On Friday evening and Saturday I experimented a bit with Tumblr, a blogging platform somewhere between the long form blogs of let’s say Wordpress and the microblogging of status updates, tweets etc (I know some will say Twitter is not microblogging, but anyway, for some it is).
Talking about all things Twitter, I also tried out 12seconds which enables people to easily record videos of 12 seconds short, so one could consider it as a kind of micro-vlogging service.
Both services enable you of course to post using mobile devices. It could actually be nice to integrate such services also in virtual environments – so that clicking on an avatar would give you the possibility to seamlessly see the video-, picture- en text-streams of those persons, eventually even their current whereabouts.
Dusan Writer has this nice post about bumpy roads and inflammatory speech, and somehow he seems to make a distinction between the enthusiasm for the new (augmented reality) and what happens next with the things we already have and which enter in a phase of becoming really useful.
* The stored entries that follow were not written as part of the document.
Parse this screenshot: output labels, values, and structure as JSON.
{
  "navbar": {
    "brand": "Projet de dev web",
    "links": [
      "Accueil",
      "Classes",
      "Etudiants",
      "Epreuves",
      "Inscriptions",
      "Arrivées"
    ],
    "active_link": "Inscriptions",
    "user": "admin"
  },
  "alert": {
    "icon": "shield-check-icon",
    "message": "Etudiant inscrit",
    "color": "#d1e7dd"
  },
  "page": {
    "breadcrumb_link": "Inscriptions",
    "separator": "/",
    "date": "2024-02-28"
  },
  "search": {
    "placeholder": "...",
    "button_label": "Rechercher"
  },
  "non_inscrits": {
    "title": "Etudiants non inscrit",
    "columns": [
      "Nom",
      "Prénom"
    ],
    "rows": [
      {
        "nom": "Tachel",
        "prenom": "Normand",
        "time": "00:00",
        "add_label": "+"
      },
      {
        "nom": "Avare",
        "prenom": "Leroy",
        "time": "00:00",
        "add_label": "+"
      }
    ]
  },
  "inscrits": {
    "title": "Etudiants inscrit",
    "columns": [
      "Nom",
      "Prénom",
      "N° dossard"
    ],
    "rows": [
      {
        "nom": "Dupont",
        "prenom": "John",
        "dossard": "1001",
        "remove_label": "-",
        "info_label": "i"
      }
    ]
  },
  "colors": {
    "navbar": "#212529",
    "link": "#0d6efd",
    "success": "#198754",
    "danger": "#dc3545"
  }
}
I don’t see much of a tension between the two. First of all, virtual spaces and augmented reality are not that very new. Both already had their hypes and disappointments, both have their skeptics. Also I think (hope?) there will be a kind of convergence – one day having your Second Life in a good quality on your smartphone, having streams of events in the physical world and in the virtual world intermingling (some artist experimented with that already). There’ll be use cases for that, whether it’ll be entertainment, art, education or business.
What do you think about these issues? What are the compelling use cases for the integration of virtual worlds/mobile internet/augmented reality/streams of posts?